Deficits per se aren't "bad." It's when deficits become too large for the economy to keep up, and when deficit-financing is used to buy the wrong things (that aren't good investments), that deficits become not just an accounting problem, but a truly economic problem.

In the short term, deficit spending is a good thing when it is designed to encourage demand for goods and services and hence jobs. But fiscal responsibility in this context requires getting the most out of each deficit-financed dollar spent. We could do much better than we've been doing by shifting resources away from low bang-per-buck activities toward higher bang-per-buck ones. We could do better stimulus with less money.

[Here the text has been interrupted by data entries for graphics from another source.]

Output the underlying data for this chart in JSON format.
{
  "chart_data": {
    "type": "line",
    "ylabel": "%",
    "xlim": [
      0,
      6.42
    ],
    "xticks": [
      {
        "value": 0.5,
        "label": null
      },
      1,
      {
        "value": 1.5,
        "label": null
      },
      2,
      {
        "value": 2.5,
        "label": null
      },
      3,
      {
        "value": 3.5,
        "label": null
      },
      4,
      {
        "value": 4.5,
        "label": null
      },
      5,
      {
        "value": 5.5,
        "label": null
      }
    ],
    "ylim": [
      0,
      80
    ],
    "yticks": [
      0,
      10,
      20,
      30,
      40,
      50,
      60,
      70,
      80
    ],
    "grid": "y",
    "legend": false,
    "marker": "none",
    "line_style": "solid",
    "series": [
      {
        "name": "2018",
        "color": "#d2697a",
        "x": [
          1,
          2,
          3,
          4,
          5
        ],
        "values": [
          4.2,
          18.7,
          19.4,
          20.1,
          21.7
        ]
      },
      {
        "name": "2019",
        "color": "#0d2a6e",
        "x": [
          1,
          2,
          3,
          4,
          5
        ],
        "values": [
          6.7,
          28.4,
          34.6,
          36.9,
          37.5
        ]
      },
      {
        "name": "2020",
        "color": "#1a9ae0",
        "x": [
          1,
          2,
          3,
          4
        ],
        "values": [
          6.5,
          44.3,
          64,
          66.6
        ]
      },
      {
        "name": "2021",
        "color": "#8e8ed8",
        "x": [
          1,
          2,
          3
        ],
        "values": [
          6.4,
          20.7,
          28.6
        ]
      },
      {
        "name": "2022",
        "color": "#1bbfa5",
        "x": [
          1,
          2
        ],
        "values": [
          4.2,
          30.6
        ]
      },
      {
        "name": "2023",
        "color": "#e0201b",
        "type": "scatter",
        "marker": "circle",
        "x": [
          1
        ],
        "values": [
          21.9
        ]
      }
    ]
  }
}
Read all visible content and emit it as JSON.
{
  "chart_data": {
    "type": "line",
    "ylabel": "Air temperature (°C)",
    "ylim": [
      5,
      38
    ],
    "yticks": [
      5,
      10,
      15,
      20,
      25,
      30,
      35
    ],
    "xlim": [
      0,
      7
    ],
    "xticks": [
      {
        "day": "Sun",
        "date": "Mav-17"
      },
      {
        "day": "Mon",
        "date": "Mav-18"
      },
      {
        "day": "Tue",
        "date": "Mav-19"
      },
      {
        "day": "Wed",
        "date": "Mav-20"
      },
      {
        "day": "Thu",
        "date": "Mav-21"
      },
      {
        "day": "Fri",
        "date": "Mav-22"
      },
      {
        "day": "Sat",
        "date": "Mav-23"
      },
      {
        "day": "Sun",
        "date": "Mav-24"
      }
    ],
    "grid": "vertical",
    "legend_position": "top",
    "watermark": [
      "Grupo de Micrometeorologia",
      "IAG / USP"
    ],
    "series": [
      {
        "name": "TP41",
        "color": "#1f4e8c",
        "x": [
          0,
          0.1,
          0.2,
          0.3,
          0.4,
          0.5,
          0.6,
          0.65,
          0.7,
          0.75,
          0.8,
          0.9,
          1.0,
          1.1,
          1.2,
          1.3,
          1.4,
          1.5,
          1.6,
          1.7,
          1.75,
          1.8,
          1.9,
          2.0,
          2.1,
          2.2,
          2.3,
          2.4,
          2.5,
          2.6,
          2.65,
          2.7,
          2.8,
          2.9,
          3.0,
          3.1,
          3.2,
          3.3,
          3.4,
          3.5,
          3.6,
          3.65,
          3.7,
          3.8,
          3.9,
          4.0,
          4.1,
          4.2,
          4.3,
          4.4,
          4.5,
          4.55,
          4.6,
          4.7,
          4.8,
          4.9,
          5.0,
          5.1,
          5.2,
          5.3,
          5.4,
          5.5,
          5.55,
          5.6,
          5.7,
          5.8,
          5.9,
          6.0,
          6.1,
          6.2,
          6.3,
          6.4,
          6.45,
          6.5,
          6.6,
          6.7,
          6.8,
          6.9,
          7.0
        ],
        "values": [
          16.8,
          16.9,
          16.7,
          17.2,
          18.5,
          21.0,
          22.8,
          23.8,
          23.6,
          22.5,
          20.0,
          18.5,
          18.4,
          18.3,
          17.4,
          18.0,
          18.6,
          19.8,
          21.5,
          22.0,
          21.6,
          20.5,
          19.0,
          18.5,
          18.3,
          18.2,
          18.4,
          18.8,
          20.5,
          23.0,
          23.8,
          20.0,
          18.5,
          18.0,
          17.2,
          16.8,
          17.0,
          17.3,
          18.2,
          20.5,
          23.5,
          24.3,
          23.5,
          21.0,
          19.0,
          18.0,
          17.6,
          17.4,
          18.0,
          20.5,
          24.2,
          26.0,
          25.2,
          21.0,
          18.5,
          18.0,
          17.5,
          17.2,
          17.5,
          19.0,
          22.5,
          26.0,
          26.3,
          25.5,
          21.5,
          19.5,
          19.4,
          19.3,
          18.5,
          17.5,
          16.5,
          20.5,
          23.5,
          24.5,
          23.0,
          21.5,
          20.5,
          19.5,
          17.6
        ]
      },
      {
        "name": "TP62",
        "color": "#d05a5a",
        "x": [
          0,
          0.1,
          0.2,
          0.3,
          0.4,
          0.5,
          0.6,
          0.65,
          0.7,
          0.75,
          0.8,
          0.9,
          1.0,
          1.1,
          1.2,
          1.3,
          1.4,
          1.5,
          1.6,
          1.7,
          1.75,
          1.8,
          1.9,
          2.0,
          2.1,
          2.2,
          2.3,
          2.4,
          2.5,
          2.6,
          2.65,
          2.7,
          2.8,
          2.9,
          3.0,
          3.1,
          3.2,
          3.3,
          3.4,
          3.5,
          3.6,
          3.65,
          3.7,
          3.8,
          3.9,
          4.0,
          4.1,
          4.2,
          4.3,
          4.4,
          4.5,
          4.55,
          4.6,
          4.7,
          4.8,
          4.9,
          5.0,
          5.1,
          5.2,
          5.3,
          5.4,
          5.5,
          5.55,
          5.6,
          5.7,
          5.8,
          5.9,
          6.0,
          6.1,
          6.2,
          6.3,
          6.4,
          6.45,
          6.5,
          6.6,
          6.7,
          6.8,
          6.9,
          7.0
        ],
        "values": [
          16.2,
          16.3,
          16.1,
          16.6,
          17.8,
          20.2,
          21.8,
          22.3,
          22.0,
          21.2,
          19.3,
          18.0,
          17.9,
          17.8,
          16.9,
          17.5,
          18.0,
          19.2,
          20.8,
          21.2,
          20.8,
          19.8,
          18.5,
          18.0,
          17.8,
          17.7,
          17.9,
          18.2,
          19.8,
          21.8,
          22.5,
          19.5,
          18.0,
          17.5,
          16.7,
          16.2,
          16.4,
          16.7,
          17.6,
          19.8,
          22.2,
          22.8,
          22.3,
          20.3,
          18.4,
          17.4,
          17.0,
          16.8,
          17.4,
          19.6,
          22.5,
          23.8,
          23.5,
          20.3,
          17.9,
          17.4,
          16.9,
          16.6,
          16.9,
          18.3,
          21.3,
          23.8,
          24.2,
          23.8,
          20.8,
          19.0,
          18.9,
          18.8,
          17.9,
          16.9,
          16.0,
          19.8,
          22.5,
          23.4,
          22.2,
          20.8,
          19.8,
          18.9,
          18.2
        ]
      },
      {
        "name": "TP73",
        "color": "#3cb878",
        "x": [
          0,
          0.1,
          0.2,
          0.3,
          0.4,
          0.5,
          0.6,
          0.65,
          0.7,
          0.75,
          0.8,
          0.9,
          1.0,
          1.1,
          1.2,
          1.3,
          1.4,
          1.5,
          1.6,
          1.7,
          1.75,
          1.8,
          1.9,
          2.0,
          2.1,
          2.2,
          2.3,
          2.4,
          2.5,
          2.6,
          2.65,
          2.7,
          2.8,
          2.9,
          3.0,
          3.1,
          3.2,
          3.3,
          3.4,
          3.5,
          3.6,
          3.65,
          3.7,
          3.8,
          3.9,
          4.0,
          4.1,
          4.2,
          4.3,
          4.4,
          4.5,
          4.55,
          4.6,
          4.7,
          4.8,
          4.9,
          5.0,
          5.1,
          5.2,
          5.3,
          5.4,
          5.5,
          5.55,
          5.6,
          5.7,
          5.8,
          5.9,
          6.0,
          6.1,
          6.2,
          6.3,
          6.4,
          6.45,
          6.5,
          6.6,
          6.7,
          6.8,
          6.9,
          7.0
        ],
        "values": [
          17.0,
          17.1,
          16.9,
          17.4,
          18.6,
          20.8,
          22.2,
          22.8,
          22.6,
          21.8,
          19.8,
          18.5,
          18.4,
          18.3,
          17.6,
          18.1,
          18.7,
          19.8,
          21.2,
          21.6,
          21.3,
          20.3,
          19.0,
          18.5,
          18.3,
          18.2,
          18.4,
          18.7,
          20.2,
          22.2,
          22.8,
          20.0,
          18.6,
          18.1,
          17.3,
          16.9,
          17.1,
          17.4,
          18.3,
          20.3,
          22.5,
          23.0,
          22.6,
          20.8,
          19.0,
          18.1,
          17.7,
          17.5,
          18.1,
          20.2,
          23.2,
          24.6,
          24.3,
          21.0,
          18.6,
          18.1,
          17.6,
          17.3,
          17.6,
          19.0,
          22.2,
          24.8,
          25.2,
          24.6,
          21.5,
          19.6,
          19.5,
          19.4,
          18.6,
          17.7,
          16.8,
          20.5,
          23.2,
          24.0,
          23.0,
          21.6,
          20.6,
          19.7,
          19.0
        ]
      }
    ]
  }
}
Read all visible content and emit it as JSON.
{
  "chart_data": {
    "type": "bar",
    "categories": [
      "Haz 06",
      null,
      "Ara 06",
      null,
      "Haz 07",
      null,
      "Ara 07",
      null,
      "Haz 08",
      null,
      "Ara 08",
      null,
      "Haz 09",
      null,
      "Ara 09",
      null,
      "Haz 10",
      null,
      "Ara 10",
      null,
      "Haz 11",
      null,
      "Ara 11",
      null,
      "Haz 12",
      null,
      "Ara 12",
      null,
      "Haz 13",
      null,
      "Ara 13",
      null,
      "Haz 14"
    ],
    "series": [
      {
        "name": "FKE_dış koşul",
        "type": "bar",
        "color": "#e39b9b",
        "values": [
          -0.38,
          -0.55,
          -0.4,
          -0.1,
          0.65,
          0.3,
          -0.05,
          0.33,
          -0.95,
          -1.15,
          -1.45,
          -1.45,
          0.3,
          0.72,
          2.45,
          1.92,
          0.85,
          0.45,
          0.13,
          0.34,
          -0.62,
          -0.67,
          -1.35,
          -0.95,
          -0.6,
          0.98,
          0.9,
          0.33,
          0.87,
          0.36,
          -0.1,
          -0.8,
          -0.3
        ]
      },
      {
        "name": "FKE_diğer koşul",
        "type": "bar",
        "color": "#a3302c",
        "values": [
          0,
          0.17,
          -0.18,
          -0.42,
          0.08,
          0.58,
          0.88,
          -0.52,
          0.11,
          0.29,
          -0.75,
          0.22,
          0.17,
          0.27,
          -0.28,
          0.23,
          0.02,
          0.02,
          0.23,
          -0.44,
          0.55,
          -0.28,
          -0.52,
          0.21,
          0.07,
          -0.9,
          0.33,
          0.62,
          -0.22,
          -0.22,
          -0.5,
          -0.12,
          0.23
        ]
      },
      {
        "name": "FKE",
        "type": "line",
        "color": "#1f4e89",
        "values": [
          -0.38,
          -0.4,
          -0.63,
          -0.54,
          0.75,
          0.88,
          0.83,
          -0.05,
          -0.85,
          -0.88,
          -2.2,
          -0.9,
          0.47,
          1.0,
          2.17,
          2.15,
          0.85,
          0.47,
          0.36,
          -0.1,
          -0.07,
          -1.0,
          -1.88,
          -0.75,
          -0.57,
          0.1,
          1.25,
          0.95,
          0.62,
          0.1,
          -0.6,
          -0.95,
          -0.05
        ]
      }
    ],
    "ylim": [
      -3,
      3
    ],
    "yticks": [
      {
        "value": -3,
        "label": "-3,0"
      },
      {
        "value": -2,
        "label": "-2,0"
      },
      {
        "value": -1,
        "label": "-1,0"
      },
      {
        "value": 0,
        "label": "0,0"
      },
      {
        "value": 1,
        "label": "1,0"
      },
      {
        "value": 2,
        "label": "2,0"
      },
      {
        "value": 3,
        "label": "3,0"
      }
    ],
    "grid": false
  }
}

Over the longer term, growth will come from increasing the supply side of the economy - our stock of productive resources, both human and physical. Here we must be wary of seemingly easy fixes, such as proposals to cut tax rates. In a full-employment economy, deficit-financed tax cuts represent a dollar-for-dollar decrease in public saving. Any positive effect on private saving usually falls far short of the drop in public saving, so that national saving - and the capital stock's contribution to supply-side economic growth - declines.

The greatest pressures on the federal budget in the decades to come are in entitlement programs because of the aging of the population coupled with rising health costs. We need to keep working on policies to restrain that growth. But it is hard to see how our society would choose cuts in real per capita benefits of the magnitude necessary to both achieve sustainable deficits and keep revenues at the historical average. And we would never be able to do it soon; entitlement reforms would have to be phased in much more slowly than tax reforms could take effect. Thus, tax policy has to be not just any part, but a huge part, of the 10-year solution and the supercommittee's recommendations.

The Concord Coalition's "plausible baseline," a business-as-usual projection, shows triple the 10-year deficits of those calculated under official current-law projections. The biggest reason (83%): tax policy and the plethora of expiring, deficit-financed tax cuts. Given that the current-law baseline achieves an economically sustainable level of deficits over the next 10 to 20 years, making a commitment to achieve current-law revenue levels seems to be the supercommittee's not-so-magic ticket.

The supercommittee could require that the tax-writing and budget committees come up with a combination of budget rules and tax reforms that would achieve the current-law baseline level of revenues.

There are many different policy paths to this same budgetary outcome:

"Do nothing" (let the Bush tax cuts expire as scheduled at the end of 2012), "do it big" (broaden the tax base by reducing tax expenditures and lowering tax rates), and "do it to the rich" (raising tax rates on millionaires and/or large corporations).

Each approach has different relative advantages regarding their economic effects and political attractiveness. We could do any combination of the approaches and all would be encouraged in practice with a commitment to strict, no-exceptions, pay-as-you-go rules - both on new or extended tax cuts and as well as spending increases.

Coupled with the spending-cuts-only approach taken in the first round of deficit reduction that arose from the debt-limit debate, the second-round supercommittee recommendation of sticking to current-law revenue levels would get us the big and balanced approach we need to set us on the path toward true fiscal sustainability and a strong economy in the decades to come.